Four drinks, countless leers and five hands up my skirt later, I informed her I was ready to leave.
“I get why you’re upset,” she told me on the walk home, “but you have to tolerate that sort of thing if you want to have any fun. And really, not all guys are like that.”
(Age nineteen also saw me propositioned for casual sex by no fewer than three different male friends, and while I still believe that guys and girls can indeed be just friends, I was beginning to see my uncle’s point.)
When I was twenty and a stranger that started chatting to me in my usual cafe asked if he could walk with me (since we were going the same way and all), I accepted.
Before we’d even made it three blocks he was pulling me into an alleyway and trying to put his hands up my shirt. “You were staring,” he laughed when I asked what the fuck he was doing (I wasn’t), “I’m just taking pity.”
But not all guys are like that.
I am twenty one and a few days ago a friend and I were walking down the street. A car drove by with the windows down, and a young man stuck his head out and whistled as they passed. I ignored it, carrying on with the conversation.
My friend did not. “Did you know those people?” He asked.
“Not at all,” I answered.
Later when we sat down to eat he got this thoughtful look on his face. When I asked what was wrong he said, “You know not all guys do that kind of thing, right? We’re not all like that.”
As if he were imparting some great profound truth I’d never realized before. My entire life has been turned around, because now I’ve been enlightened: not all guys are like that.

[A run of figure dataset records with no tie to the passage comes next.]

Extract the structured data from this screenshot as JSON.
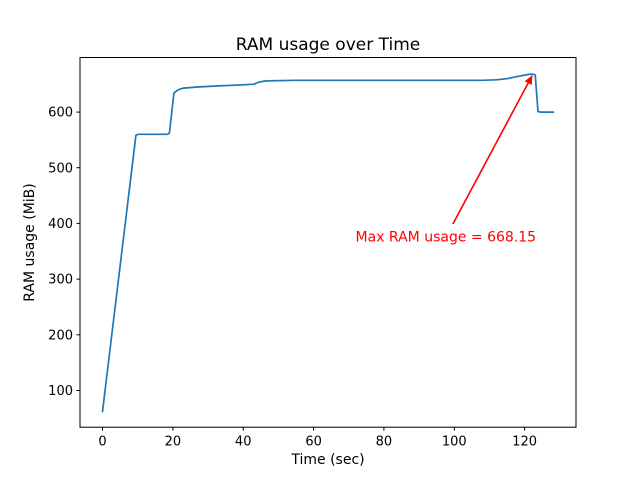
{
  "chart_data": {
    "type": "line",
    "title": "RAM usage over Time",
    "xlabel": "Time (sec)",
    "ylabel": "RAM usage (MiB)",
    "xlim": [
      -6.4,
      134.6
    ],
    "ylim": [
      34,
      698
    ],
    "x_ticks": [
      0,
      20,
      40,
      60,
      80,
      100,
      120
    ],
    "y_ticks": [
      100,
      200,
      300,
      400,
      500,
      600
    ],
    "grid": false,
    "legend": "none",
    "line_color": "#1f77b4",
    "background_color": "#ffffff",
    "series": [
      {
        "name": "RAM usage",
        "points": [
          [
            0,
            62
          ],
          [
            9.5,
            558
          ],
          [
            10,
            560
          ],
          [
            18.5,
            560
          ],
          [
            19,
            562
          ],
          [
            20.3,
            634
          ],
          [
            21.5,
            640
          ],
          [
            23,
            643
          ],
          [
            27,
            645
          ],
          [
            33,
            647
          ],
          [
            40,
            649
          ],
          [
            43,
            650
          ],
          [
            44.5,
            654
          ],
          [
            46.5,
            656
          ],
          [
            55,
            657
          ],
          [
            70,
            657
          ],
          [
            85,
            657
          ],
          [
            100,
            657
          ],
          [
            108,
            657
          ],
          [
            112,
            658
          ],
          [
            115,
            660
          ],
          [
            118,
            664
          ],
          [
            121,
            667.5
          ],
          [
            122,
            668.15
          ],
          [
            123,
            667
          ],
          [
            123.8,
            601
          ],
          [
            124.5,
            600
          ],
          [
            128.2,
            600
          ]
        ]
      }
    ],
    "annotation": {
      "text": "Max RAM usage = 668.15",
      "color": "#ff0000",
      "max_value": 668.15,
      "arrow_head": [
        122.1,
        665
      ],
      "arrow_tail": [
        99.6,
        399
      ],
      "text_center": [
        97.6,
        376.5
      ]
    }
  }
}
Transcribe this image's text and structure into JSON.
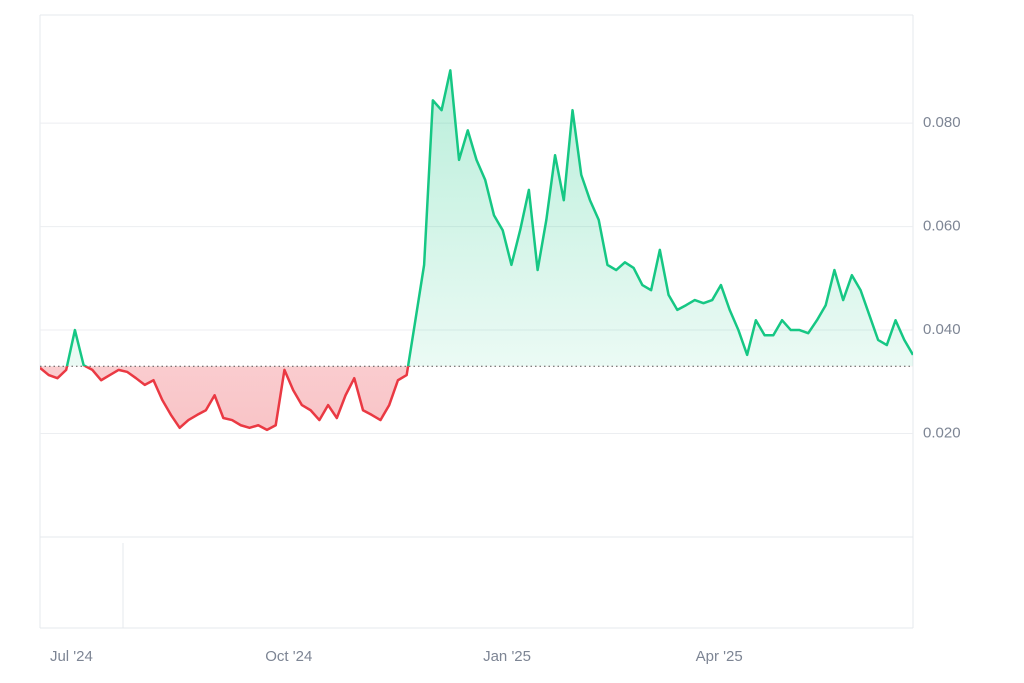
{
  "chart_data": {
    "type": "line",
    "values": [
      0.0327,
      0.0313,
      0.0307,
      0.0323,
      0.04,
      0.0332,
      0.0323,
      0.0303,
      0.0313,
      0.0323,
      0.0319,
      0.0307,
      0.0294,
      0.0303,
      0.0265,
      0.0236,
      0.0211,
      0.0226,
      0.0236,
      0.0245,
      0.0274,
      0.023,
      0.0226,
      0.0216,
      0.0211,
      0.0216,
      0.0207,
      0.0216,
      0.0323,
      0.0284,
      0.0255,
      0.0245,
      0.0226,
      0.0255,
      0.023,
      0.0274,
      0.0307,
      0.0245,
      0.0236,
      0.0226,
      0.0255,
      0.0303,
      0.0313,
      0.0419,
      0.0526,
      0.0844,
      0.0825,
      0.0902,
      0.0729,
      0.0786,
      0.0729,
      0.069,
      0.0622,
      0.0593,
      0.0526,
      0.0593,
      0.0671,
      0.0516,
      0.0613,
      0.0738,
      0.0651,
      0.0825,
      0.07,
      0.0651,
      0.0613,
      0.0526,
      0.0516,
      0.0531,
      0.052,
      0.0487,
      0.0477,
      0.0555,
      0.0468,
      0.0439,
      0.0448,
      0.0458,
      0.0452,
      0.0458,
      0.0487,
      0.0439,
      0.04,
      0.0352,
      0.0419,
      0.039,
      0.039,
      0.0419,
      0.04,
      0.04,
      0.0394,
      0.0419,
      0.0448,
      0.0516,
      0.0458,
      0.0506,
      0.0477,
      0.0429,
      0.0381,
      0.0371,
      0.0419,
      0.0381,
      0.0352
    ],
    "baseline": 0.033,
    "up_color": "#16c784",
    "down_color": "#ea3943",
    "xlim": [
      0,
      100
    ],
    "xticks": [
      {
        "value": 3.6,
        "label": "Jul '24"
      },
      {
        "value": 28.5,
        "label": "Oct '24"
      },
      {
        "value": 53.5,
        "label": "Jan '25"
      },
      {
        "value": 77.8,
        "label": "Apr '25"
      }
    ],
    "ylim": [
      0,
      0.1009
    ],
    "yticks": [
      {
        "value": 0.02,
        "label": "0.020"
      },
      {
        "value": 0.04,
        "label": "0.040"
      },
      {
        "value": 0.06,
        "label": "0.060"
      },
      {
        "value": 0.08,
        "label": "0.080"
      }
    ],
    "grid": true
  }
}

No. Not all guys are. But enough are. Enough that I am uncomfortable when a man sits next to me on the bus. Enough that I will cross to the other side of the street if I see a pack of guys coming my way. Enough that even fleeting eye contact with a male stranger makes my insides crawl with unease. Enough that I cannot feel safe alone in a room with some of my male friends, even ones I’ve known for years. Enough that when I go out past dark for chips or milk or toilet paper, I carry a knife, I wear a coat that obscures my figure, I mimic a man’s gait. Enough that three years later I keep the story of that day to myself, when the only thing that saved me from being raped was a right hook to the jaw and a threat to scream in a crowded dorm, because I know what the response will be.
I live my life with the everburning anxiety that someone is going to put their hands on me regardless of my feelings on the matter, and I’m not going to be able to stop them. I live with the knowledge that statistically one in three women have experienced a sexual assault, but even a number like that can’t be trusted when we are harassed into silence. I live with the learned instinct, the ingrained compulsion to keep my mouth shut to jeers and catcalls, to swallow my anger at lewd suggestions and crude gestures, to put up my walls against insults and threats. I live in an environment that necessitates armouring myself against it just to get through a day peacefully, and I now view that as normal. I have adapted to extreme circumstances and am told to treat it as baseline. I carry this fear close to my heart, rooted into my bones, and I do so to keep myself unharmed.
So you can tell me that not all guys are like that, and you’d even be right, but that isn’t the issue anymore. My problem is not that I’m unaware of the fact that some guys are perfectly civil, decent, kind—my problem is simply this:
In a world where this cynical overcaution is the only thing that ensures my safety, I’m no longer willing to take the risk.